XIIth International Veterinary Congress Prize

This award recognizes an AVMA member who has contributed to international understanding of veterinary medicine. 
Dr. Corrie Brown

Dr. Brown (ONT ‘81) has worked internationally building animal health infrastructure for more than 25 years. After earning her veterinary degree, she completed a combined residency and doctorate in comparative pathology at the University of California-Davis. She is a diplomate of the American College of Veterinary Pathologists. Dr. Brown served as an assistant professor of pathology at Louisiana State University briefly before joining the Department of Agriculture’s Plum Island Animal Disease Center, where she focused on the diagnosis and pathogenesis of transboundary animal diseases. In 1996, she joined the University of Georgia College of Veterinary Medicine as a professor of veterinary pathology. She has conducted workshops on basic field necropsy and diagnostic techniques in 30 countries. She also has served on many national and international expert panels about animal health.

AVMA President’s Award

Dr. Douglas G. Aspros, 2012-2013 AVMA president, chose, as recipients of this award, individuals or groups who have made a positive impact on health, veterinary organizations, and the profession. 


Dr. Link Welborn
Dr. Welborn (FL ’82) owns four small animal hospitals in Florida and is a past president of the American Animal Hospital Association. He was chairman of AAHA task forces that produced revisions to the AAHA standards of accreditation for small animal practices, the first AAHA standards of accreditation for specialty practices, and the 2011 AAHA Canine Vaccination Guidelines. He was a member of the AAHA-AVMA task force that developed guidelines for canine and feline preventive care. He has been active with veterinary economic groups. He is chair of the AVMA Veterinary Economics Strategy Committee and was chair of the AVMA Workforce Advisory Group, responsible for the 2013 Veterinary Workforce Study. He is the AAHA delegate to the AVMA House of Delegates. He is a diplomate of the American Board of Veterinary Practitioners in Canine and Feline practice.
Dr. Donald F. Smith
Dr. Smith (ONT ’74) was dean of the Cornell University College of Veterinary Medicine from 1997-2007. A diplomate of the American College of Veterinary Surgeons, he focused early in his career on food animal and equine surgery at Cornell and the University of Wisconsin-Madison. Returning to Cornell as department chair and associate dean in 1987, he led the development of a new veterinary curriculum. As dean, he established academic priorities in cancer biology and oncology, genomics and medical genetics, and pathogenic bacteriology. His tenure saw reconfiguration of the departmental structure, an increase in extramural research funding, completion of a $55 million life sciences building, funding for a new diagnostic laboratory, expansion of clinical residency and graduate programs, and establishment of a DVM-PhD program. As dean emeritus, Dr. Smith devotes his time to teaching and to researching the history of veterinary medicine.

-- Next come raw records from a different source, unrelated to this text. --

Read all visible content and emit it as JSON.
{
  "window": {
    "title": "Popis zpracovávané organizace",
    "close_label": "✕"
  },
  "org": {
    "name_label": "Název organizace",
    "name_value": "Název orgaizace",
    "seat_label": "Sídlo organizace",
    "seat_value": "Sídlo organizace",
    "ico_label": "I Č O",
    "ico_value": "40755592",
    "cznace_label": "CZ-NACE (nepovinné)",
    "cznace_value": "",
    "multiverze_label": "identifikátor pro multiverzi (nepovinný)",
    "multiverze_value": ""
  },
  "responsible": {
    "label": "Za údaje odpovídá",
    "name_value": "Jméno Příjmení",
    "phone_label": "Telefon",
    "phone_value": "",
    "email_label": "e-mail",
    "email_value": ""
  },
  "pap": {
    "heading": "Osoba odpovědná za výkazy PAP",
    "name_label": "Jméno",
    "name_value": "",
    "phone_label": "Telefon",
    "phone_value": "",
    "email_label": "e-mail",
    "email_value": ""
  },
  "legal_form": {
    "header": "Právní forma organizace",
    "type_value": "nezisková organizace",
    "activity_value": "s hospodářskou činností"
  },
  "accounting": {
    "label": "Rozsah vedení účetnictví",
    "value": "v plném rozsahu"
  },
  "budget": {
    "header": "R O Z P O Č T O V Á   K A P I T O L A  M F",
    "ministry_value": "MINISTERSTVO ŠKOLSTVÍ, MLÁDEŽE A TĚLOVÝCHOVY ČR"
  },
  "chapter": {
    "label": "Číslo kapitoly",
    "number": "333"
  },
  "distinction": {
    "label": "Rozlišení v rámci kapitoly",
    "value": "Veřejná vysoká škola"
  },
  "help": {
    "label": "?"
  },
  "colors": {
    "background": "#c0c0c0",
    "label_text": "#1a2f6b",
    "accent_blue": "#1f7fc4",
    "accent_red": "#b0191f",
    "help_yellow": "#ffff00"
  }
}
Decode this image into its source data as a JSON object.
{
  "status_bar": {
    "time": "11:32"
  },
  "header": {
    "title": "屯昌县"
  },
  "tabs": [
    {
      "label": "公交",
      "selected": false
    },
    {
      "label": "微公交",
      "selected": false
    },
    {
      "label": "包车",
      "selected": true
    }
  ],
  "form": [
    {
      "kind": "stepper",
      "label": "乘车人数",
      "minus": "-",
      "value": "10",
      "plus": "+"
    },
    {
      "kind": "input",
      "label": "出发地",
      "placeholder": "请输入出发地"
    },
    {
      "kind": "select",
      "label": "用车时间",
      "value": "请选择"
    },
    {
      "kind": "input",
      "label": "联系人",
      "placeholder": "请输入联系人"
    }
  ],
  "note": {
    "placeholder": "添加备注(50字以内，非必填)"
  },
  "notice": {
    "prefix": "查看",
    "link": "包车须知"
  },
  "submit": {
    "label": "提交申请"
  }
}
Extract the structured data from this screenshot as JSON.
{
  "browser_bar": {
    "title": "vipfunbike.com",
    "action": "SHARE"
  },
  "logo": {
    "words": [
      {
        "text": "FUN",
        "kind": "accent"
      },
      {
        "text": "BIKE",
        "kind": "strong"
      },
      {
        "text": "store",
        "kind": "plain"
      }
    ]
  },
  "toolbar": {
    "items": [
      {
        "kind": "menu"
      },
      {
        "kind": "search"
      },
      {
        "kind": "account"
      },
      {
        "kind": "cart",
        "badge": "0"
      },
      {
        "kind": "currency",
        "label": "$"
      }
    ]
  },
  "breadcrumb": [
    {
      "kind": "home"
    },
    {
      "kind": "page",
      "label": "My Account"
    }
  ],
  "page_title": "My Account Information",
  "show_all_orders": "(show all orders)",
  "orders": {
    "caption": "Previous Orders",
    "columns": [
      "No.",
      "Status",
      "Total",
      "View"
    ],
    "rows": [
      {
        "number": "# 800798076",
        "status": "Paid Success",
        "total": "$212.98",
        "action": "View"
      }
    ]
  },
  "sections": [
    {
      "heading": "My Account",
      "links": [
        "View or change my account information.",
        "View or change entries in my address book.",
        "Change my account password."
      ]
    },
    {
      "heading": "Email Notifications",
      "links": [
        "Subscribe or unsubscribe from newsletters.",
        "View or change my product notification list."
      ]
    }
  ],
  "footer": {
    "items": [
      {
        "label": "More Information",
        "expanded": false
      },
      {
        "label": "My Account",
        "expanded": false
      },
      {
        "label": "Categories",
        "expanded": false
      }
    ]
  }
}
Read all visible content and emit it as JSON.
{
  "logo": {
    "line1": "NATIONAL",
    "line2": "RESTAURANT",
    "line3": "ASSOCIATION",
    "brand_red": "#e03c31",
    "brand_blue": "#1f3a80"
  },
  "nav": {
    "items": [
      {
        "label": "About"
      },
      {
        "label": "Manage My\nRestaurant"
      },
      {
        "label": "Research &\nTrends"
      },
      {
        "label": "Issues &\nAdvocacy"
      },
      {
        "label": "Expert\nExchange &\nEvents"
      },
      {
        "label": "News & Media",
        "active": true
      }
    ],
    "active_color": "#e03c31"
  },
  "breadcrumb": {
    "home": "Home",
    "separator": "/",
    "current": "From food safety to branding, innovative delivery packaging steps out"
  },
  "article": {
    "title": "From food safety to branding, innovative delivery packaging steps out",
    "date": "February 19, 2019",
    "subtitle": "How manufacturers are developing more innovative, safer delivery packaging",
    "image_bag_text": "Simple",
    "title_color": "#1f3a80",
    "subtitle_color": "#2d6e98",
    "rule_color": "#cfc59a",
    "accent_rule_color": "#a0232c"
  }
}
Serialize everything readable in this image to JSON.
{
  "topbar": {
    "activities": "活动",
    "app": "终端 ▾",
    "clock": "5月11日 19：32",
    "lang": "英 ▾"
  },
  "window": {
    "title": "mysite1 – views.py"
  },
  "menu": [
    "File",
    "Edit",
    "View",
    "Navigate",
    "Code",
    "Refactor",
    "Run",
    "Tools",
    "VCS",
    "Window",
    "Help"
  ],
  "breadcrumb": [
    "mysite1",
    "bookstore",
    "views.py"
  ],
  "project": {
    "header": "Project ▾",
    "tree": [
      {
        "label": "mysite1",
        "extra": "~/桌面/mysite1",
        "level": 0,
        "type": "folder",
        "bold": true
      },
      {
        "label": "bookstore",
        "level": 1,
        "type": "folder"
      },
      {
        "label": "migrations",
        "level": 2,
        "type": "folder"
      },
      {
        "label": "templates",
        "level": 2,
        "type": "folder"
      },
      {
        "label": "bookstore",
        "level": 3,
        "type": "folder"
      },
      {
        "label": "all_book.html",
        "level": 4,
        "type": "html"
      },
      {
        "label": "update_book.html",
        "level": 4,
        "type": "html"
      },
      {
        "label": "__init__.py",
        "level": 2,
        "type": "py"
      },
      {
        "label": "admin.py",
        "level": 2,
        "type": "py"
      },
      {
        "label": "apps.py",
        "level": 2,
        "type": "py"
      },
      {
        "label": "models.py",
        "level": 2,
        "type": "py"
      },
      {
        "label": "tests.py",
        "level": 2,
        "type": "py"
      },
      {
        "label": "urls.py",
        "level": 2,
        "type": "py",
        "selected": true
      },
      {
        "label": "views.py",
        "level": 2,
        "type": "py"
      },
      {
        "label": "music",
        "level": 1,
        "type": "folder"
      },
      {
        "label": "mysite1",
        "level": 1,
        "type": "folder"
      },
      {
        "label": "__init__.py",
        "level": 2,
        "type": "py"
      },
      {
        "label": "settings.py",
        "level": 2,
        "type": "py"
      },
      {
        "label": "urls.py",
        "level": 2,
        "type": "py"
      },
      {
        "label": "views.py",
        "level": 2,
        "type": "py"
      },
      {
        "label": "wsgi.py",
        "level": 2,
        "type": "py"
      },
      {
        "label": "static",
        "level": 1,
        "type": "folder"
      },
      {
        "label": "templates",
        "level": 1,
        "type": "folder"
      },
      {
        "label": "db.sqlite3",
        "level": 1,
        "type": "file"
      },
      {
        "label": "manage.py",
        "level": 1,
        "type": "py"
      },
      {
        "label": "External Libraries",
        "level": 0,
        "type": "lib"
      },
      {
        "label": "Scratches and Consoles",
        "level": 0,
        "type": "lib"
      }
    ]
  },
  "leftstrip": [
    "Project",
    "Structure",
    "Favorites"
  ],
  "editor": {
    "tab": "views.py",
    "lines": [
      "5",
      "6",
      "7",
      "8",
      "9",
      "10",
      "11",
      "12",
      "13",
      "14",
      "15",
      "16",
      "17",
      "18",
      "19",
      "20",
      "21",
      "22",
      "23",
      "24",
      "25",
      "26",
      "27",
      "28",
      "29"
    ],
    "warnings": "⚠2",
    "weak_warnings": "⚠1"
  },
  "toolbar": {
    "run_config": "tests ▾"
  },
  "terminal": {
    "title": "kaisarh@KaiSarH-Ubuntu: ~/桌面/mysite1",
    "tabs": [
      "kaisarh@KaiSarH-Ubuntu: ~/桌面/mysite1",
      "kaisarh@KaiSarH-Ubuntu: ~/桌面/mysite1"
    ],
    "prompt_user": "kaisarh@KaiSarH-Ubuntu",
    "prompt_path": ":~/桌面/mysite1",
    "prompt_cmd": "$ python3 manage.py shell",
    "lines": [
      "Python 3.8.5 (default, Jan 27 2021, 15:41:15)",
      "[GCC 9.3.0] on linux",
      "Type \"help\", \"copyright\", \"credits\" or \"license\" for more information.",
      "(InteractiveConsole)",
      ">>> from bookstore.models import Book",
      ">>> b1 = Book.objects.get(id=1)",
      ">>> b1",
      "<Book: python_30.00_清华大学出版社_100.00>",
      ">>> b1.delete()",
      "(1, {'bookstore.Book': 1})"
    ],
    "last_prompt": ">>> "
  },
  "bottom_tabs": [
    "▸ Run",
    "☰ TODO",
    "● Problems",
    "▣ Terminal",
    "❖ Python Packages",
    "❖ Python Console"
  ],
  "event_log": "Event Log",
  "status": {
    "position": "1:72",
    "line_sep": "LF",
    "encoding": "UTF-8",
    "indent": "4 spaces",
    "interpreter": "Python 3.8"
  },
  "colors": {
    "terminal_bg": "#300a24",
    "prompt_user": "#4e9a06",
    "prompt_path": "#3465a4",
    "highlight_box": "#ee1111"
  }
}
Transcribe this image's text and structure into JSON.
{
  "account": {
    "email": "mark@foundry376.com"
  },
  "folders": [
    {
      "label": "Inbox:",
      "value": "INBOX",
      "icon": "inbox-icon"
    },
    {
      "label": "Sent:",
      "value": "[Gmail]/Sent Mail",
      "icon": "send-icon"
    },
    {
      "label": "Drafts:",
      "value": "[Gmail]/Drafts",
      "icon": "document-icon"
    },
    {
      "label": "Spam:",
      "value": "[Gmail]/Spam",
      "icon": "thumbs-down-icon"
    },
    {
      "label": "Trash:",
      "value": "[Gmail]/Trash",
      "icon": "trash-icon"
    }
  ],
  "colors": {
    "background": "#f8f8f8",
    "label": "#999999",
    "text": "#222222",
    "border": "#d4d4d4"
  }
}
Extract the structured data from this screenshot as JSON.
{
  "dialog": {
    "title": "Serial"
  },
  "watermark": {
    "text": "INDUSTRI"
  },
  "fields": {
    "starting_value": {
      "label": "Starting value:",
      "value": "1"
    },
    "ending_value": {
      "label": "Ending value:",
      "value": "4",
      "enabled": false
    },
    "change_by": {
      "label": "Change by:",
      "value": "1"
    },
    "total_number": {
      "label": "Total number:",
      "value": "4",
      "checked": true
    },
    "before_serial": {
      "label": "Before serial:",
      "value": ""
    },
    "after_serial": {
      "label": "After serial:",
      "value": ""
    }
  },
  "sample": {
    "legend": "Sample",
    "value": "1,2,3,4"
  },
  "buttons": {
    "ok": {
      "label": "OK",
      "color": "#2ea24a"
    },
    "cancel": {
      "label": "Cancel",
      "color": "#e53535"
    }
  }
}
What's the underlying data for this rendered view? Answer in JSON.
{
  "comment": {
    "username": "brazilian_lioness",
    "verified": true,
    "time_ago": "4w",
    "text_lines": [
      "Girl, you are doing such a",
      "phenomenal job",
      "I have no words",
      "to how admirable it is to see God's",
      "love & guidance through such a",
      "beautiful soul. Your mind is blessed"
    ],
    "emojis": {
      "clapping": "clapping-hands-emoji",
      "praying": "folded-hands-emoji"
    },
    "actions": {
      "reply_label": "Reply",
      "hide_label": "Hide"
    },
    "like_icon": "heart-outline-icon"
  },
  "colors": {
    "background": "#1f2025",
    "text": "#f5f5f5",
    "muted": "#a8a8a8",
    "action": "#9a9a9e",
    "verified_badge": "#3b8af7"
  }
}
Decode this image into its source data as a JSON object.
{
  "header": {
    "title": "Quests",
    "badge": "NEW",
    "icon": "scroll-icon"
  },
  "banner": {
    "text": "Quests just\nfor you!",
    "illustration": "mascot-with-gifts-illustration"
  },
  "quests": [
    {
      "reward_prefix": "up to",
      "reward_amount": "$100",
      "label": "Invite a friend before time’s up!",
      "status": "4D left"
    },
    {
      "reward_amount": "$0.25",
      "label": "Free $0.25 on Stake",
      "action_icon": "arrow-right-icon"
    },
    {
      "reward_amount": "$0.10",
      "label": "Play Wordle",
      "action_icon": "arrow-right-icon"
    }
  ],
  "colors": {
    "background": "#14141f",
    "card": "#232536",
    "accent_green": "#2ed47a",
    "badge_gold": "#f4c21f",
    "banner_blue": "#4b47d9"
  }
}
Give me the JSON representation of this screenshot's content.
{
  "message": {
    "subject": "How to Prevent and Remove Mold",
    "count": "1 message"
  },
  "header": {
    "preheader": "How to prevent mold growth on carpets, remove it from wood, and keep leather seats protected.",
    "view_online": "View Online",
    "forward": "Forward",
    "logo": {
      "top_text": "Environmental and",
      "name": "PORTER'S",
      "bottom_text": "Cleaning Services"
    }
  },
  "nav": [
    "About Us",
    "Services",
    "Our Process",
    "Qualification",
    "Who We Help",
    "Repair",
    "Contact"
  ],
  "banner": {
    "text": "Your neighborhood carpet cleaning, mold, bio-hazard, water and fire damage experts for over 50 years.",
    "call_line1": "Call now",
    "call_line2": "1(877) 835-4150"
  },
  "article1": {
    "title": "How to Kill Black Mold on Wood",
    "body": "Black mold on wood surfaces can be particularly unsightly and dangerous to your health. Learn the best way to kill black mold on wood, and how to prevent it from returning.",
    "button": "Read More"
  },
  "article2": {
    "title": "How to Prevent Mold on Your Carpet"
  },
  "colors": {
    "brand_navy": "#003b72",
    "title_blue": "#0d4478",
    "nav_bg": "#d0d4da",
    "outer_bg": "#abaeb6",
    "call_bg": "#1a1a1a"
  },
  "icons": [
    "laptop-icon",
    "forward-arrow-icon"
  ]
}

American Association of Equine Practitioners

The AAEP is the world’s largest professional organization dedicated to equine veterinary medicine. Founded in 1954, the association comprises nearly 10,000 veterinarians and veterinary students who dedicate themselves to caring for horses. The AAEP brings together members from private practice, academia, regulatory medicine, and research in the pursuit of one mission—to improve the health and welfare of horses. Through this mission, the AAEP serves as a respected source of information for the equine industry. From animal welfare to uniform medication rules in equine competition, the AAEP dedicates resources to provide a consistent veterinary perspective to contemporary issues affecting horse health. The professional development of equine veterinarians also is a primary goal of the association. The AAEP Annual Convention and ancillary educational events attract veterinarians from around the world.